Jar Jar McGuinty: "Meesa wrecked Ontario?"

For the Right party, the Drummond Report is a great campaign platform.

From the National Post:

Kelly McParland: Ontario shouldn’t be condemned to four more years of Dalton McGuinty

  Feb 17, 2012 – 9:52 AM ET | Last Updated: Feb 17, 2012 10:04 AM ET

ADRIAN LAM

ADRIAN LAM

Ontario premier Dalton McGuinty

Does anyone seriously believe Dalton McGuinty’s government has the will or the capability to reverse the disaster it’s produced in  its eight years in office? The report released this week by economist Don Drummond, which annihilates any illusion McGuinty supporters might have harboured that Ontario’s economy is under competent stewardship, is just one blow, and just the most recent, against a government that has stumbled from one mistake to another throughout its years in office.

So damning is the Drummond report that it almost — almost — managed to overshadow a concurrent scandal going on in Mr. McGuinty’s Health Ministry. For any other government the ongoing revelations at ORNGE — the agency responsible for Ontario air ambulance services — would be more than enough to threaten the survival of the government.  It’s a big, complex, highly expensive miasma of incompetence that is too extensive to catalogue briefly in its entirety, but involves hundreds of millions of taxpayer dollars poured into a corporate web set up under the government’s nose (and with its approval), apparently for the benefit of a few grossly overpaid executives with  ego problems and a key to the vault.

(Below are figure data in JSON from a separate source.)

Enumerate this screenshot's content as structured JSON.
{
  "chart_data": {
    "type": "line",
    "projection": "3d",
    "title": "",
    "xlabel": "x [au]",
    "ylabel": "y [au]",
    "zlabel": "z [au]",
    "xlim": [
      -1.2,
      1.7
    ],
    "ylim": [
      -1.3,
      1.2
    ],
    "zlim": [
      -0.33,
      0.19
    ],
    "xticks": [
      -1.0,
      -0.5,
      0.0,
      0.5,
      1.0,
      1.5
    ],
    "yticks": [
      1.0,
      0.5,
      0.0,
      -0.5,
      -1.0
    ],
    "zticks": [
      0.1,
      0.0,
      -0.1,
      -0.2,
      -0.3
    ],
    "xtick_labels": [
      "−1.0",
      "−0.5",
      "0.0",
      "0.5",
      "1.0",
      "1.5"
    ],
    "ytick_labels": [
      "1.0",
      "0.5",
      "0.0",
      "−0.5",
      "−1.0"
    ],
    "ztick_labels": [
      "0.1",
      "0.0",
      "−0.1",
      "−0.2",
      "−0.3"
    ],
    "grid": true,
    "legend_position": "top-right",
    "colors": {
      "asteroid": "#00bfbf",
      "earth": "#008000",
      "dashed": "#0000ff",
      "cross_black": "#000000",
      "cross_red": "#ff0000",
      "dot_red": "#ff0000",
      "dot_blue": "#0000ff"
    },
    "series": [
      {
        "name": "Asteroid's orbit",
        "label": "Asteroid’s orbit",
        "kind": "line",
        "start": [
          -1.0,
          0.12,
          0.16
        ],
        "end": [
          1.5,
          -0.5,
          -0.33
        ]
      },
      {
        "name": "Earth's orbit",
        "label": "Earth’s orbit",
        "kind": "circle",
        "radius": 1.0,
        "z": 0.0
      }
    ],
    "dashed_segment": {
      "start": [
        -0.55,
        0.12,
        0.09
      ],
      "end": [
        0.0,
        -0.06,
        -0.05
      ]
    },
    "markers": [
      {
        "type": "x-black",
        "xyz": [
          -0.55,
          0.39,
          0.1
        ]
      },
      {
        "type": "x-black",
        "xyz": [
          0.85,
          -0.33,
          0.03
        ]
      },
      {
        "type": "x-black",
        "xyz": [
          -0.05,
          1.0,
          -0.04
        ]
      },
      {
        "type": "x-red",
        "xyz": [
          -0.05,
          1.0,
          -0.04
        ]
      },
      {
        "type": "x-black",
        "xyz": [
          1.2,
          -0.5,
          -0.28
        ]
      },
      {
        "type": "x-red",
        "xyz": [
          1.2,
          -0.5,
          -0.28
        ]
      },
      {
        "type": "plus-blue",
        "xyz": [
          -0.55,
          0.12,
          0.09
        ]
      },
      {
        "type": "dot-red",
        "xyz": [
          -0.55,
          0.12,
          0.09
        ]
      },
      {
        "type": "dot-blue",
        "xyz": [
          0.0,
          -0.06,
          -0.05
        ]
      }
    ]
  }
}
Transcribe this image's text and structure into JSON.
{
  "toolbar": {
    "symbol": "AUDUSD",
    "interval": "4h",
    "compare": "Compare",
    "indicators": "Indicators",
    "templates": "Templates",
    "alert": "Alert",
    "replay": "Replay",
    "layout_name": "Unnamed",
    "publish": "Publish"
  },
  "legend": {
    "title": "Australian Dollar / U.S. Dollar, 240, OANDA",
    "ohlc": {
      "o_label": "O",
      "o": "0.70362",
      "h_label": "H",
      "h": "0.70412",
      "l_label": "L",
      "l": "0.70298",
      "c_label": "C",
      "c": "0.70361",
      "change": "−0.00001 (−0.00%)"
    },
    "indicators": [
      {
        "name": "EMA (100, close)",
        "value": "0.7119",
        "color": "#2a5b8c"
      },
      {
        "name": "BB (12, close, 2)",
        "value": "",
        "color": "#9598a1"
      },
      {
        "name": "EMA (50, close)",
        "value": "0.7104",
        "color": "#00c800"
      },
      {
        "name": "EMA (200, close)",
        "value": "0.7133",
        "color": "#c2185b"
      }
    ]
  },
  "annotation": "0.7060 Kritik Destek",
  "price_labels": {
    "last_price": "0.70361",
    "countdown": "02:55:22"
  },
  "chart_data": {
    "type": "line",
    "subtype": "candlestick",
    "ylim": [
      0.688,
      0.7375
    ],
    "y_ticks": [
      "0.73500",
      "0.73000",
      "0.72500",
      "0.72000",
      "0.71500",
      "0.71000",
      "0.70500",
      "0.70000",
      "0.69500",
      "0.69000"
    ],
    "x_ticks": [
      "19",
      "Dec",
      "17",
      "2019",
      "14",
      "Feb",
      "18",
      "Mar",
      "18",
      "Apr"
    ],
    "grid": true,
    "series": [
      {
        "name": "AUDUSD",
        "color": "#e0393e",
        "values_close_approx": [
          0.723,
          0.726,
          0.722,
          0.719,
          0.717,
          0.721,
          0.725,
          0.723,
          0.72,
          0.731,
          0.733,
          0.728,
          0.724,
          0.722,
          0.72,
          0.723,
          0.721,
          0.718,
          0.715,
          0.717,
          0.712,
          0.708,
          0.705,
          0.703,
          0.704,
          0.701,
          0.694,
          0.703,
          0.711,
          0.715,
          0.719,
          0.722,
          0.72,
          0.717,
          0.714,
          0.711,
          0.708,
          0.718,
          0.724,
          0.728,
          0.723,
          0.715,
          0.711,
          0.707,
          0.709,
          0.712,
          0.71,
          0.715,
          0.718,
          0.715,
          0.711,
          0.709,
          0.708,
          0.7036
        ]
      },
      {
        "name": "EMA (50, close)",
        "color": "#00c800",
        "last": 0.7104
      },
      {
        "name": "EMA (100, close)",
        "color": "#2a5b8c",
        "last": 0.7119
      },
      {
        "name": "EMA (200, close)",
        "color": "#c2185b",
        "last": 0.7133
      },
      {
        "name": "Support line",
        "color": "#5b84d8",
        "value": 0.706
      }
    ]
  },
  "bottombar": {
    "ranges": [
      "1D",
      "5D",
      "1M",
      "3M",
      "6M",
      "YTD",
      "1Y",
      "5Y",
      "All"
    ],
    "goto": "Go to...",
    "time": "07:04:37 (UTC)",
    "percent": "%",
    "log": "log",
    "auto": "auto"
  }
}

Health Minister Deb Matthews was either unaware of the abuses, which is frightening enough, or hoping no one would notice, which may be worse. In any event the government did nothing about the blatant abuses until a series of devastating revelations hit the front pages (mainly, to its great credit, in the Toronto Star).   Since then Matthews has been scrambling to keep up, but threw up her hands Thursday andcalled in the Ontario Provincial Police to investigate potential criminal charges after complaining she’d been lied to repeatedly by senior ORNGE officials.

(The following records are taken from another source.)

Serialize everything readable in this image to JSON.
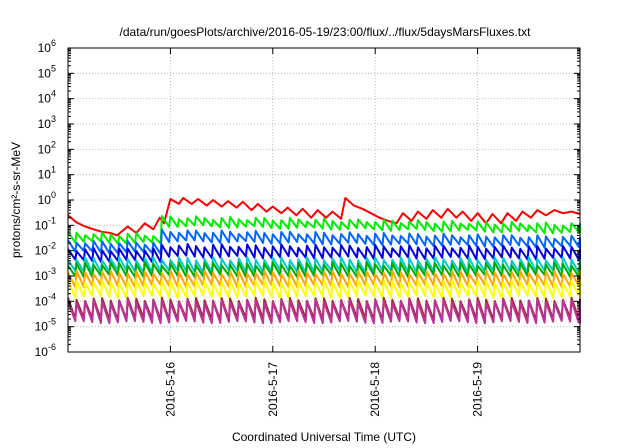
{
  "chart_data": {
    "type": "line",
    "title": "/data/run/goesPlots/archive/2016-05-19/23:00/flux/../flux/5daysMarsFluxes.txt",
    "xlabel": "Coordinated Universal Time (UTC)",
    "ylabel": "protons/cm²-s-sr-MeV",
    "xlim": [
      "2016-05-15 00:00",
      "2016-05-20 00:00"
    ],
    "ylim": [
      1e-06,
      1000000
    ],
    "y_scale": "log",
    "grid": true,
    "x_ticks": [
      "2016-5-16",
      "2016-5-17",
      "2016-5-18",
      "2016-5-19"
    ],
    "y_ticks": [
      {
        "value": 1e-06,
        "label": "10",
        "exp": "-6"
      },
      {
        "value": 1e-05,
        "label": "10",
        "exp": "-5"
      },
      {
        "value": 0.0001,
        "label": "10",
        "exp": "-4"
      },
      {
        "value": 0.001,
        "label": "10",
        "exp": "-3"
      },
      {
        "value": 0.01,
        "label": "10",
        "exp": "-2"
      },
      {
        "value": 0.1,
        "label": "10",
        "exp": "-1"
      },
      {
        "value": 1,
        "label": "10",
        "exp": "0"
      },
      {
        "value": 10,
        "label": "10",
        "exp": "1"
      },
      {
        "value": 100,
        "label": "10",
        "exp": "2"
      },
      {
        "value": 1000,
        "label": "10",
        "exp": "3"
      },
      {
        "value": 10000,
        "label": "10",
        "exp": "4"
      },
      {
        "value": 100000,
        "label": "10",
        "exp": "5"
      },
      {
        "value": 1000000,
        "label": "10",
        "exp": "6"
      }
    ],
    "series": [
      {
        "color": "#ff0000",
        "values": [
          [
            "2016-05-15 00:00",
            0.25
          ],
          [
            "2016-05-15 02:00",
            0.13
          ],
          [
            "2016-05-15 04:00",
            0.09
          ],
          [
            "2016-05-15 06:00",
            0.07
          ],
          [
            "2016-05-15 08:00",
            0.055
          ],
          [
            "2016-05-15 10:00",
            0.05
          ],
          [
            "2016-05-15 11:30",
            0.04
          ],
          [
            "2016-05-15 14:00",
            0.09
          ],
          [
            "2016-05-15 16:00",
            0.05
          ],
          [
            "2016-05-15 18:00",
            0.12
          ],
          [
            "2016-05-15 20:00",
            0.07
          ],
          [
            "2016-05-15 21:30",
            0.2
          ],
          [
            "2016-05-15 22:30",
            0.12
          ],
          [
            "2016-05-16 00:00",
            1.1
          ],
          [
            "2016-05-16 02:00",
            0.7
          ],
          [
            "2016-05-16 03:00",
            1.2
          ],
          [
            "2016-05-16 05:00",
            0.7
          ],
          [
            "2016-05-16 06:30",
            1.1
          ],
          [
            "2016-05-16 08:30",
            0.6
          ],
          [
            "2016-05-16 10:00",
            1.0
          ],
          [
            "2016-05-16 12:00",
            0.55
          ],
          [
            "2016-05-16 13:30",
            0.9
          ],
          [
            "2016-05-16 15:30",
            0.5
          ],
          [
            "2016-05-16 17:00",
            0.85
          ],
          [
            "2016-05-16 19:00",
            0.4
          ],
          [
            "2016-05-16 20:30",
            0.7
          ],
          [
            "2016-05-16 22:30",
            0.35
          ],
          [
            "2016-05-17 00:00",
            0.55
          ],
          [
            "2016-05-17 02:00",
            0.3
          ],
          [
            "2016-05-17 03:30",
            0.5
          ],
          [
            "2016-05-17 05:30",
            0.25
          ],
          [
            "2016-05-17 07:00",
            0.45
          ],
          [
            "2016-05-17 09:00",
            0.2
          ],
          [
            "2016-05-17 10:30",
            0.4
          ],
          [
            "2016-05-17 12:30",
            0.2
          ],
          [
            "2016-05-17 14:00",
            0.35
          ],
          [
            "2016-05-17 16:00",
            0.18
          ],
          [
            "2016-05-17 17:00",
            1.2
          ],
          [
            "2016-05-17 19:00",
            0.6
          ],
          [
            "2016-05-17 21:00",
            0.45
          ],
          [
            "2016-05-17 23:00",
            0.3
          ],
          [
            "2016-05-18 01:00",
            0.2
          ],
          [
            "2016-05-18 03:00",
            0.15
          ],
          [
            "2016-05-18 05:00",
            0.12
          ],
          [
            "2016-05-18 06:30",
            0.3
          ],
          [
            "2016-05-18 08:30",
            0.15
          ],
          [
            "2016-05-18 10:00",
            0.35
          ],
          [
            "2016-05-18 12:00",
            0.18
          ],
          [
            "2016-05-18 13:30",
            0.4
          ],
          [
            "2016-05-18 15:30",
            0.2
          ],
          [
            "2016-05-18 17:00",
            0.45
          ],
          [
            "2016-05-18 19:00",
            0.2
          ],
          [
            "2016-05-18 20:30",
            0.35
          ],
          [
            "2016-05-18 22:30",
            0.15
          ],
          [
            "2016-05-19 00:00",
            0.3
          ],
          [
            "2016-05-19 02:00",
            0.12
          ],
          [
            "2016-05-19 03:30",
            0.28
          ],
          [
            "2016-05-19 05:30",
            0.12
          ],
          [
            "2016-05-19 07:00",
            0.3
          ],
          [
            "2016-05-19 09:00",
            0.15
          ],
          [
            "2016-05-19 10:30",
            0.35
          ],
          [
            "2016-05-19 12:30",
            0.2
          ],
          [
            "2016-05-19 14:00",
            0.4
          ],
          [
            "2016-05-19 16:00",
            0.25
          ],
          [
            "2016-05-19 18:00",
            0.4
          ],
          [
            "2016-05-19 20:00",
            0.3
          ],
          [
            "2016-05-19 22:00",
            0.35
          ],
          [
            "2016-05-20 00:00",
            0.28
          ]
        ]
      },
      {
        "color": "#00ee00",
        "base": 0.022,
        "amp": 2.2,
        "jump": {
          "at": "2016-05-15 21:30",
          "factor": 5
        },
        "decay": -0.35
      },
      {
        "color": "#0066ff",
        "base": 0.009,
        "amp": 2.5,
        "jump": {
          "at": "2016-05-15 21:30",
          "factor": 3
        },
        "decay": -0.3
      },
      {
        "color": "#0000dd",
        "base": 0.004,
        "amp": 2.8,
        "jump": {
          "at": "2016-05-15 21:30",
          "factor": 1.5
        },
        "decay": -0.1
      },
      {
        "color": "#00cccc",
        "base": 0.0015,
        "amp": 3.2
      },
      {
        "color": "#00aa00",
        "base": 0.001,
        "amp": 3.0
      },
      {
        "color": "#ffa500",
        "base": 0.0004,
        "amp": 3.5
      },
      {
        "color": "#ffff00",
        "base": 0.00015,
        "amp": 4.0
      },
      {
        "color": "#a52a2a",
        "base": 2e-05,
        "amp": 6.0
      },
      {
        "color": "#bb3399",
        "base": 1.5e-05,
        "amp": 6.5
      }
    ]
  }
}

A week ago the McGuinty crew was busy dismissing new census figures that show Ontario sliding precipitously from its perch among the country’s more prosperous provinces. Now a have-not province increasingly dependent on equalization handouts thanks to its growing mountain of debt, Ontario is no longer the overwhelming choice of immigrants seeking a chance to make good in their new home. For that they look to the West; Ontario gets refugees and family members seeking to join earlier arrivals, the ones with skills prefer Manitoba, Saskatchewan or Alberta.

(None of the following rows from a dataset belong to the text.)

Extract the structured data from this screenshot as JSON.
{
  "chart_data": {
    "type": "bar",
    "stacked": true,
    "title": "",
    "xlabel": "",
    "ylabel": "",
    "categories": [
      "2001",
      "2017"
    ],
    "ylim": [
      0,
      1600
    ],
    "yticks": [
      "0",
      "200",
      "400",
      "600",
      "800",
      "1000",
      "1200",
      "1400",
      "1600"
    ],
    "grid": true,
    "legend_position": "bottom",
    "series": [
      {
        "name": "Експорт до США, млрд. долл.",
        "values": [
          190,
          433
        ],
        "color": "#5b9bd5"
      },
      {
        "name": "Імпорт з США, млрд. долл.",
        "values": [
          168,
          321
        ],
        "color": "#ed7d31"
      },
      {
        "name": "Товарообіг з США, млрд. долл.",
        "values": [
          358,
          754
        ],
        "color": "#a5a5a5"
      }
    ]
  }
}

There was little hint Mr. McGuinty had any idea how to handle any of these problems when Mr. Drummond came along with a report that dwarfed them all.  And his reaction since the report landed has hardly been encouraging: Mr. McGuinty seems to have fallen down a hole. Despite having received the report weeks before it was made public, he’s given no hint of how he might deal with it. He might have used that time to prepare a plan, or at least put together a response indicating some concrete action would be forthcoming. Instead he’s adopted the Scarlett O’Hara strategy in dealing with problems at Tara: “I can’t think about that right now. If I do, I’ll go crazy. I’ll think about that tomorrow.”

His non-response bolsters the suspicion that this is a government long since out of gas and in need of replacement. An excellent opportunity to do so in October was lost when the opposition Progressive Conservatives bobbled the campaign, enabling the Liberals to extend their lifeline by another four years. The PCs were defeated by their own lack of preparedness and inability to adjust to changing circumstances, but also by the Liberals’ success in hiding, disguising and papering over the full extent of the problems they must have suspected were about to burst upon them. Ontarians voted for the government under false pretenses. In British Columbia, former premier Gordon Campbell was forced to resign after misleading voters on plans to adopt the HST; Mr. McGuinty’s  violation of voter trust is far greater in scope and impact — while B.C. may have to re-pay the $1.6 billion advanced by Ottawa and find a new way to raise revenue, Ontario faces decades of austerity as it struggles to whittle down a deficit that has tripled under Mr. McGuinty’s watch, and, according to Mr. Drummond, could double again in the next five years.

Where is the accountability for this? Where’s the slightest sign that Mr. McGuinty recognizes how deep a hole he’s dropped Ontarians into — not just this generation, but the next as well? Tim Hudak, who was recently endorsed as leader by his Progressive Conservatives despite his failure to oust the Liberals in October,  has another chance staring him in the face. The Liberals were reduced to a minority in October, though just barely, and would likely have been reduced to federal Liberal levels if voters had known the truth. Mr. Drummond has provided the platform, Mr. McGuinty the motive and the opportunity. The opposition should seriously consider seizing it: no one will be able to clean up the mess the Liberals have made, not next year or for years afterwards.  But they certainly shouldn’t be left alone to compound their disaster. Ontario has done nothing to deserve a fate as bad as that.